Chatha took the opportunity to steal the money in February this past year, after being instructed to get two £6,000 contracts for Face 2 Face, a company that executes warrants and recover debts with respect to utility companies.
Upon collecting the debts, it absolutely was Chatha’s task to deposit the funds into the company’s account within 24 hours. However, seizing the chance to produce a little additional money, the 34-year-old alternatively deposited one of the contracted quantities, and tottered on over to a neighborhood casino where he gambled away all the money during the period of several days.
When questioned by authorities, he attempted to claim that it was all just an easy banking mistake, and any particular one £6,000 deposit had been compensated over the countertop, even though the other was deposited to the Face 2 Face account via a deposit machine that is automated.
Surveillance Video Tells the Tale
However, whenever police took to the CCTV footage through the bank branch, they determined that Chatha was in reality building a false testimony, and in the end monitored him down again in February this season, him no choice but to admit his actions and own up to the theft after he had changed his address, and revealed their findings, which left.

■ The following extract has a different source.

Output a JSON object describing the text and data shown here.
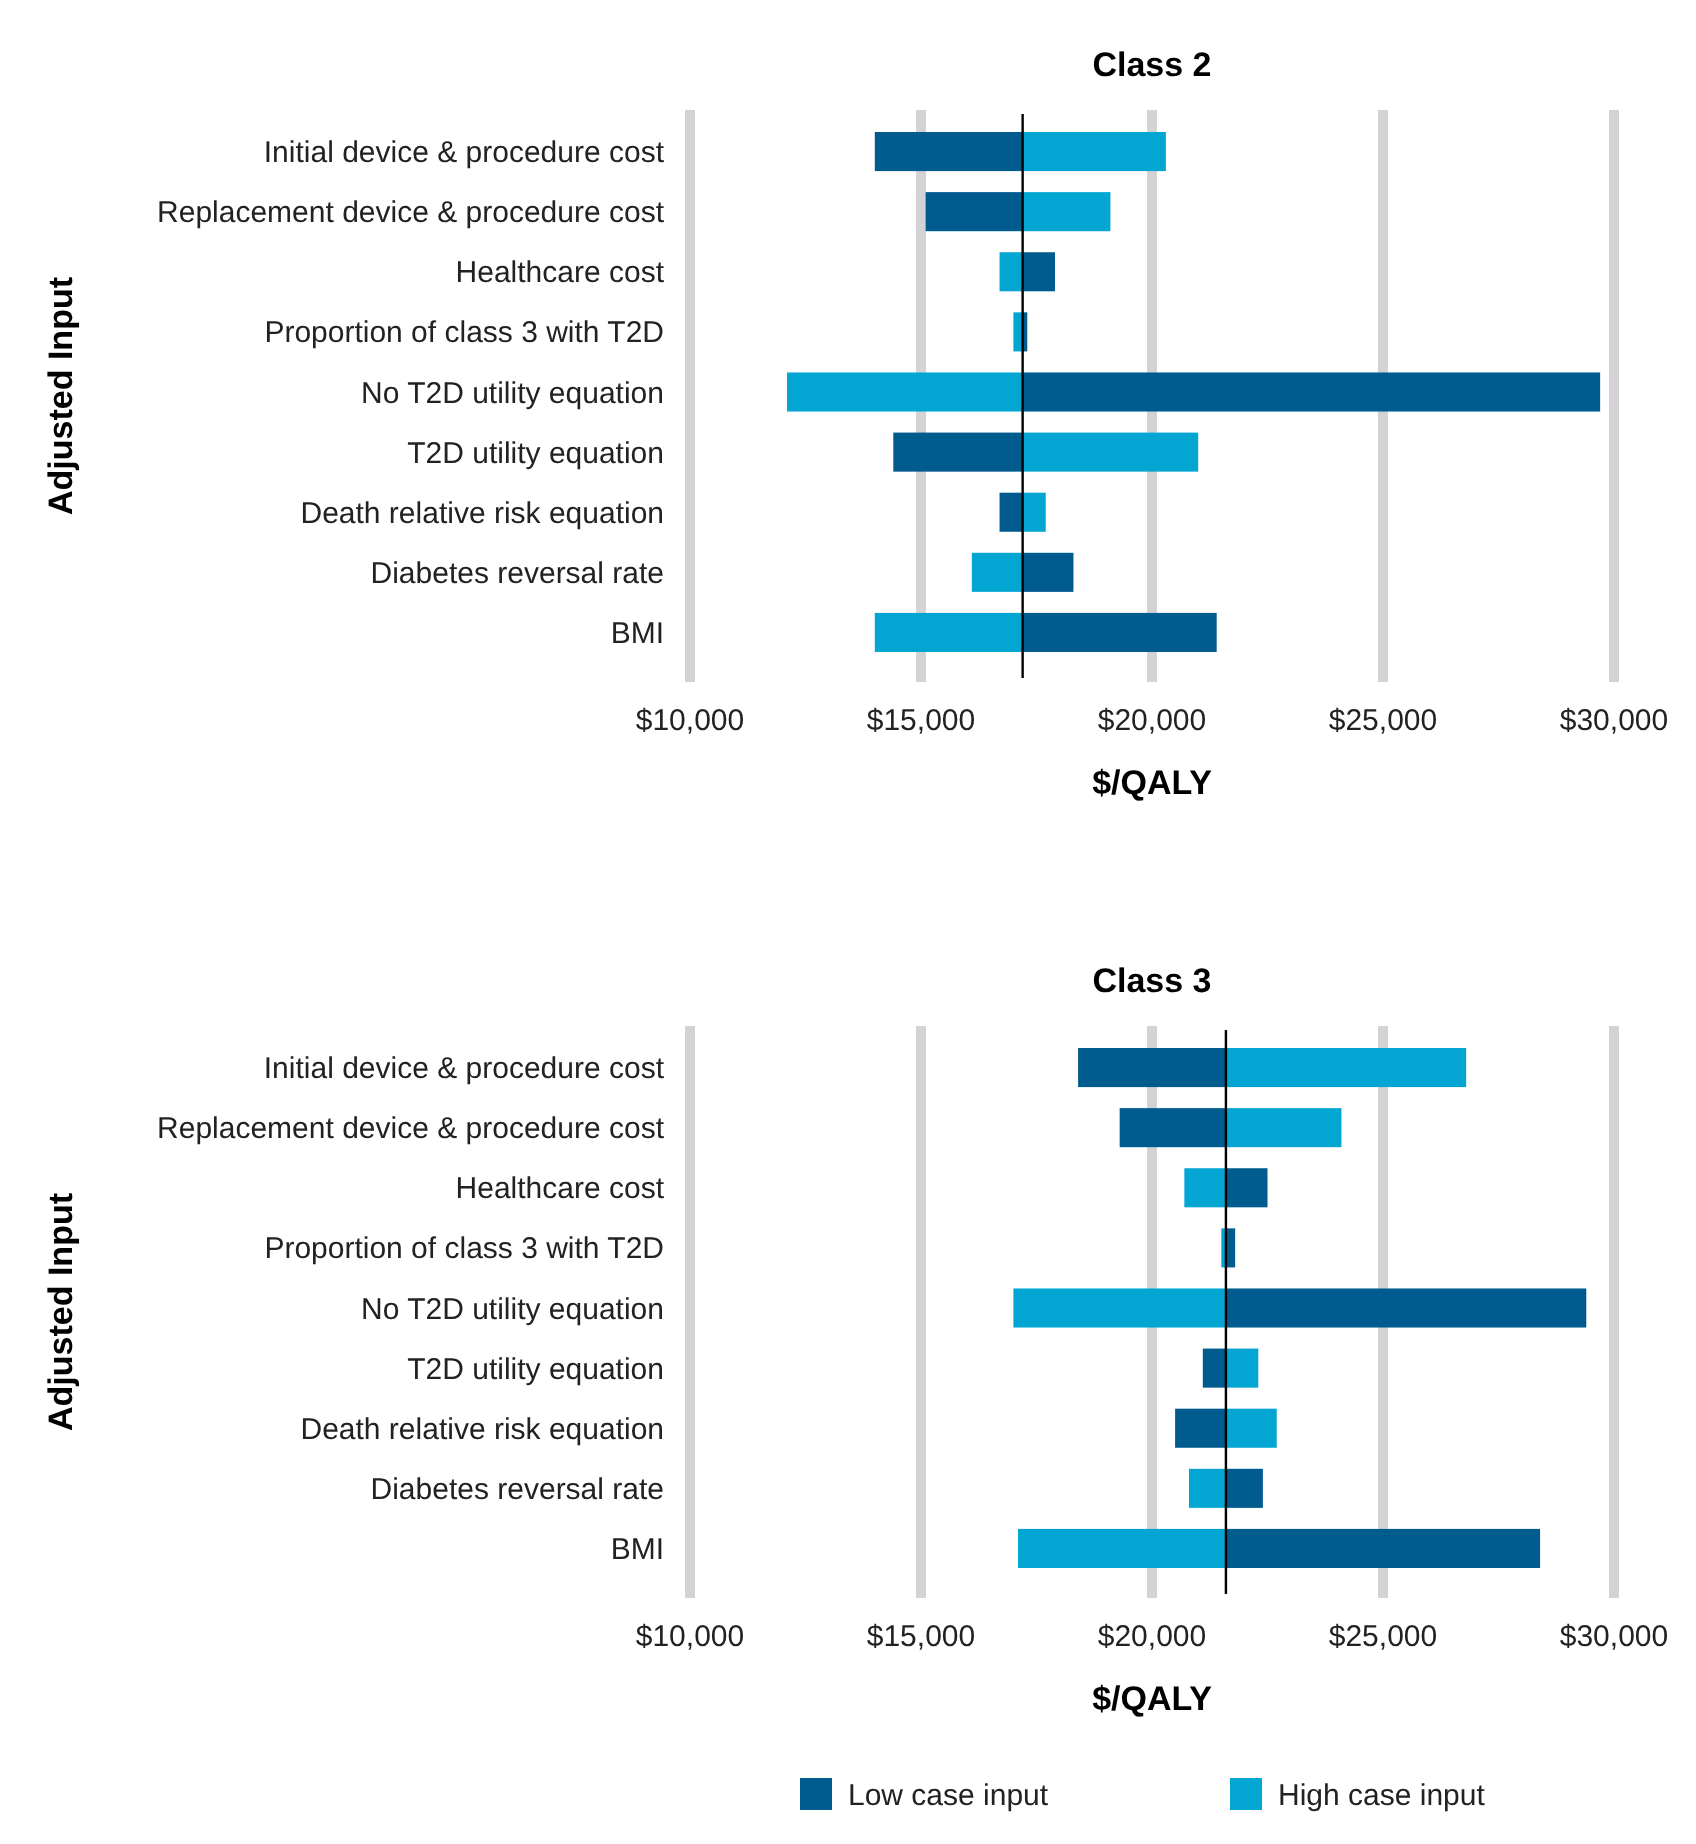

‘I had a need to purchase petrol while I was working,’ said Chatha, who chose to express himself. ‘I was not thinking directly. It had been never ever my intention to take it all. We spent some funds to fund my petrol costs, and was then wanting to get the money back without anyone knowing, so I went up to a bookmakers and a casino,’ he said, incorporating that with the force of wanting to win his losses back, ‘We tried it all.’
The judge, however, wasn’t buying it.
‘ I do not believe your account of what happened, but I cannot be sure just what did occur to it,’ reported Judge Richard Griffith-Jones upon sentencing your debt collector. ‘It is important that this would not go on for a long period of time. It was one impulsive act to take the money, and you pleaded bad during the first opportunity.’